Nothing can describe the horror when you hear doctors say, “You will never walk again or use your hands.” I spent many sleepless nights in the hospital, praying, “Oh God, may it not be so!” Visitors brightened the otherwise dreary days. One afternoon, a man I had frequently seen in the hospital hallways entered my four-bed ward. He came directly to my bed where I lay, paralyzed.
I liked his friendly manner. He talked freely about God and asked about my life before the accident. He told me about his ministry in our hospital, and I felt privileged that he had time for me. “Joni,” he said, “today is the day you’re going to begin your healing.” I was stunned by his confident tone of voice. He prayed, anointed me with oil, and we believed together that God was going to heal me.

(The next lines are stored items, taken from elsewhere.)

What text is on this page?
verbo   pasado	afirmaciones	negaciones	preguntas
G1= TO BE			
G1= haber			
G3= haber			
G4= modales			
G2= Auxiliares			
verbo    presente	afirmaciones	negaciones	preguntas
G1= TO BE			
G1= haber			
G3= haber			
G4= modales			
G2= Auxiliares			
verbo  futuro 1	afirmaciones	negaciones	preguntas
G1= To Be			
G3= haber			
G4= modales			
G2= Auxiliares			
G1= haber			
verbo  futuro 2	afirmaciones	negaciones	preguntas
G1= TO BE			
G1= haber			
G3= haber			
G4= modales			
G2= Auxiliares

No wheelchair for me!
I waited all day, but nothing happened. I continued to pray for healing. When a month passed, I wondered, Maybe my healing will happen gradually. But my fingers and feet refused to respond to the command that my mind was saying—move, in Jesus’s name, move!
When I was released from the hospital, friends took me to healing crusades. But still, nothing happened. The way I saw it, God was either playing a cruel joke on me, or my view of Scripture was wrong.
That was more than 55 years ago. I have spent decades reading and researching what the Bible has to say on this subject. And here is the conclusion I’ve come to: God certainly can, and sometimes does, heal people in miraculous ways today. But the Bible does not teach that He will always heal those who come to Him in faith. God sovereignly reserves the right to heal or not to heal as He sees fit. So let me share what I’ve learned from the Bible in hopes it might answer a few of your questions about healing.
Praying for healing
Does God want us to pray for healing? Yes! When there is disease, accident, or injury, the Bible tells us to pray for healing (James 5:14).
Should we fully expect God to heal? All healing from every sort of affliction always comes from God’s hand (Psalm 103:3). But in view of the fact that Christ’s kingdom has not yet come in its fullness, we are not to automatically expect complete healing. Why should we arbitrarily single out physical disease—which is just one of sin’s many results—and treat it in a special way as something that Christians shouldn’t have to put up with? We are living in “this present age” and the emphasis on earthly problems in the New Testament tells us we’re going to have to put up with plenty (Mark 10:30)!
Praying without healing
Does it show a lack of faith if people are not healed? Jesus himself did not heal everyone He encountered. In John 5, Jesus healed one man at the pool of Bethesda while others continued in their suffering. The focus of our faith should always be on Jesus himself, not what He can do for us. And although Jesus wants what’s best for His followers, it does not mean an easy life with no head colds or back pain; God’s idea of “best” may be physical hardships that drive us closer to Him.
Why does God heal some people and not others? God may occasionally grant miraculous healing as a gracious “sneak preview” of the future kingdom, when His purposes for this age will be completed. So, when some people are healed miraculously, we find the courage to look forward to the time when God will extend complete healing to all His children (Isaiah 35:4-6).
What should be our response when God does not heal us? When bedsores afflict me as boils did Job, I will say with him, “Shall we indeed accept good from God and not accept adversity?” (Job 2:10). And when I feel bound to my wheelchair as Paul was to his chains, I will say with him, “For it has been granted to you on behalf of Christ to not only believe on him, but also to suffer for him” (Philippians 1:29).

Looking forward to certain healing
In every age God does His perfect work to accomplish His highest purposes. When we face adversity of any kind, we can trust the God who understands and cares about our pain.
Yes, it’s been hard to live this many decades paralyzed in my wheelchair. But it will not always be this way. I have hope. Christ is coming back. Of that day, Malachi 4:2 says, “The sun of righteousness will rise with healing in its rays. And you will go out and frolic like well-fed calves.” I wait eagerly and excitedly for the redemption of my body—and I don’t mind waiting patiently for it (Romans 8:23-25). Until such time, God is going to use my wheelchair as a convincing proof of the deeper healing He has given me—a settled soul, a hopeful spirit, and a confidence in grace that sustains me through every weakness.